There will be better people than me who will chime in here and give you advice but until they do, here are a couple of points to consider:

  1. Don't use vice grips or anything brutal on the crank pin, crankshaft or crankcase :eek: :eek:
  2. Yes, the crank should spin freely in the housing, however, if yours doesn't it's because it is "gummed up" or rusted and stuck to the front bearing
  3. As per some of the earlier advice, have you tried heating the housing to help remove the crank? You may have to do it a few time but it always works...eventually.
  4. Don't try and push the crank out through the front bearing (i.e. Flywheel end), it needs to go out the other way. I would try removing it by reassembling the front housing with the crankcase, using heat and placing the crankcase on a solid piece of timber with a hole in it large enough to allow the back of the crank to move through it. You place the crankcase assembly on the timber with the back of the crankcase sitting over the hole and the flywheel end pointing up. Once the front housing has been heated you should be able to give the threaded end of the crank a sharp (but gentle) tap and the crank should drop out the back of the crankcase and into the hole in the timber block. To prevent burring the thread it might be best to screw in the flywheel bolt and give it the sharp tap.


I hope this helps.

Good luck,

James
 
Frank,
There will be better people than me who will chime in here and give you advice but until they do, here are a couple of points to consider:

  1. Don't use vice grips or anything brutal on the crank pin, crankshaft or crankcase :eek: :eek:
  2. Yes, the crank should spin freely in the housing, however, if yours doesn't it's because it is "gummed up" or rusted and stuck to the front bearing
  3. As per some of the earlier advice, have you tried heating the housing to help remove the crank? You may have to do it a few time but it always works...eventually.
  4. Don't try and push the crank out through the front bearing (i.e. Flywheel end), it needs to go out the other way. I would try removing it by reassembling the front housing with the crankcase, using heat and placing the crankcase on a solid piece of timber with a hole in it large enough to allow the back of the crank to move through it. You place the crankcase assembly on the timber with the back of the crankcase sitting over the hole and the flywheel end pointing up.

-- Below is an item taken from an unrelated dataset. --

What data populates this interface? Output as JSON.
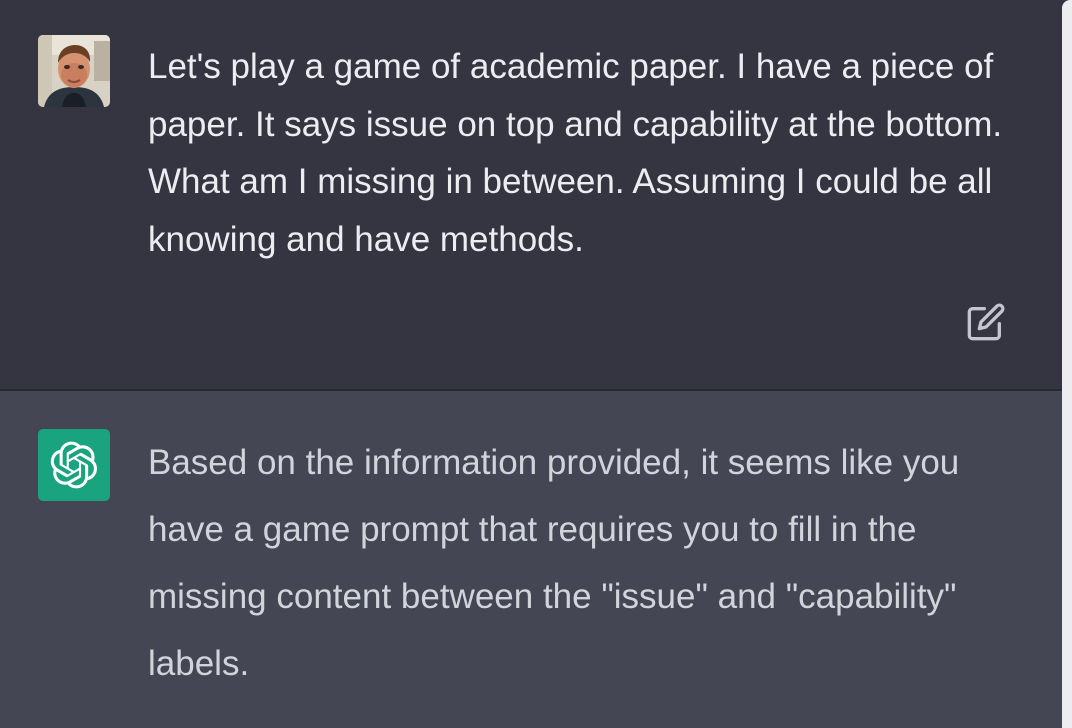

Once the front housing has been heated you should be able to give the threaded end of the crank a sharp (but gentle) tap and the crank should drop out the back of the crankcase and into the hole in the timber block. To prevent burring the thread it might be best to screw in the flywheel bolt and give it the sharp tap.


I hope this helps.

Good luck,

James

thanks James...I will try the heat and gentle tap method on the threaded rod or the rod with the cone attached and try to get the crankshaft to come out the back/bottom...will let ya know.

Frank
 
The best way to free up the crank is to put it in hot (about 150-180) stright antifreeze. I had a frozen crank in an old airplane engine that I used kroil for 3 weeks no luck but the antifreeze did the trick.
 
The best way to free up the crank is to put it in hot (about 150-180) stright antifreeze. I had a frozen crank in an old airplane engine that I used kroil for 3 weeks no luck but the antifreeze did the trick.

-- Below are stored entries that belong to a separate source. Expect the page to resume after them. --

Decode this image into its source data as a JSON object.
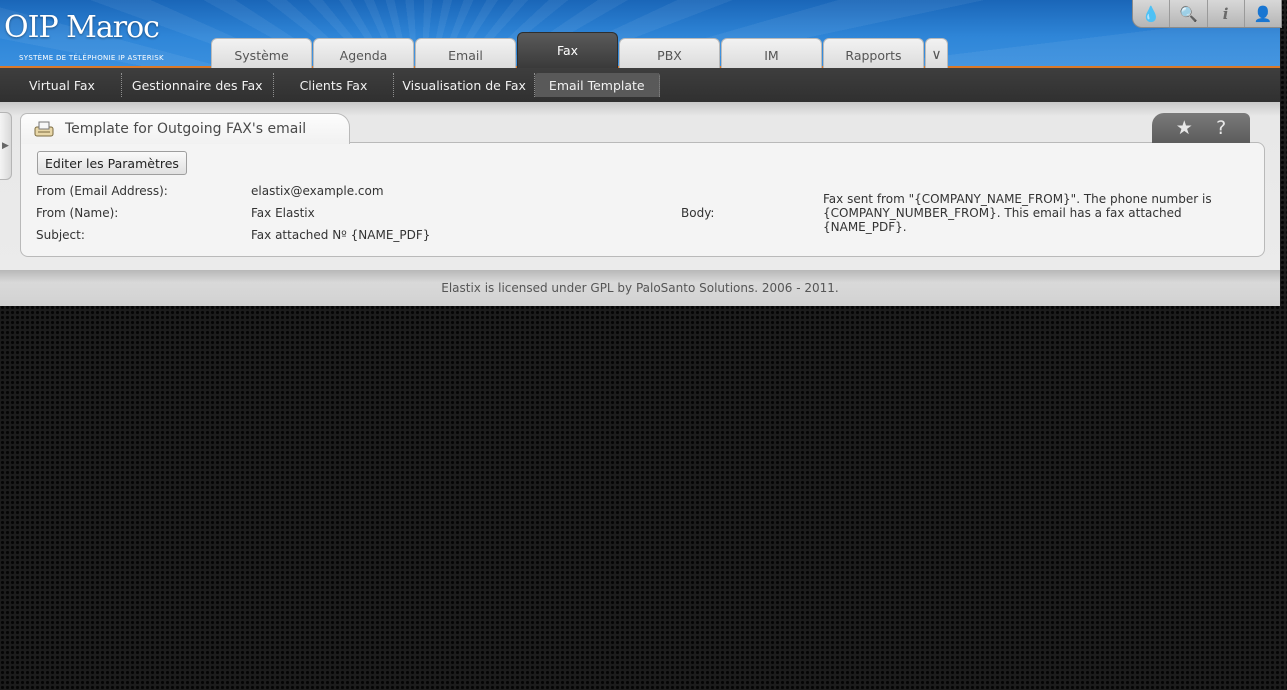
{
  "logo": {
    "main": "OIP Maroc",
    "sub": "SYSTÈME DE TÉLÉPHONIE IP ASTERISK"
  },
  "top_icons": [
    "drop-icon",
    "magnifier-icon",
    "info-icon",
    "user-icon"
  ],
  "tabs": [
    {
      "label": "Système"
    },
    {
      "label": "Agenda"
    },
    {
      "label": "Email"
    },
    {
      "label": "Fax",
      "active": true
    },
    {
      "label": "PBX"
    },
    {
      "label": "IM"
    },
    {
      "label": "Rapports"
    }
  ],
  "subnav": [
    {
      "label": "Virtual Fax"
    },
    {
      "label": "Gestionnaire des Fax"
    },
    {
      "label": "Clients Fax"
    },
    {
      "label": "Visualisation de Fax"
    },
    {
      "label": "Email Template",
      "active": true
    }
  ],
  "panel": {
    "title": "Template for Outgoing FAX's email",
    "tools": {
      "star": "★",
      "help": "?"
    },
    "edit_button": "Editer les Paramètres"
  },
  "fields": {
    "from_email_label": "From (Email Address):",
    "from_email_value": "elastix@example.com",
    "from_name_label": "From (Name):",
    "from_name_value": "Fax Elastix",
    "subject_label": "Subject:",
    "subject_value": "Fax attached Nº {NAME_PDF}",
    "body_label": "Body:",
    "body_value": "Fax sent from \"{COMPANY_NAME_FROM}\". The phone number is {COMPANY_NUMBER_FROM}. This email has a fax attached {NAME_PDF}."
  },
  "footer": {
    "text": "Elastix is licensed under GPL by PaloSanto Solutions. 2006 - 2011."
  },
  "colors": {
    "header_blue": "#2f86d8",
    "accent_orange": "#d9792a",
    "subnav_dark": "#363636"
  }
}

Dang, I never heard of hot anti freeze to ungum something...good idea John. Will use this as we go forward. Thanks.

Frank
 
While probably not 'EPA' (or wife) approved, Antifreeze in a crockpot overnight is MAGICAL. It does amazing things for old gummed up/corroded aluminum.
 
Frank,

you were given the same trick I told you about on RCU,

now you know the crockpot really works.

Dan.
 
I am sure the crock pot will work....shocked I never heard about this little cleaning trick until I retired ! Thanks Dan.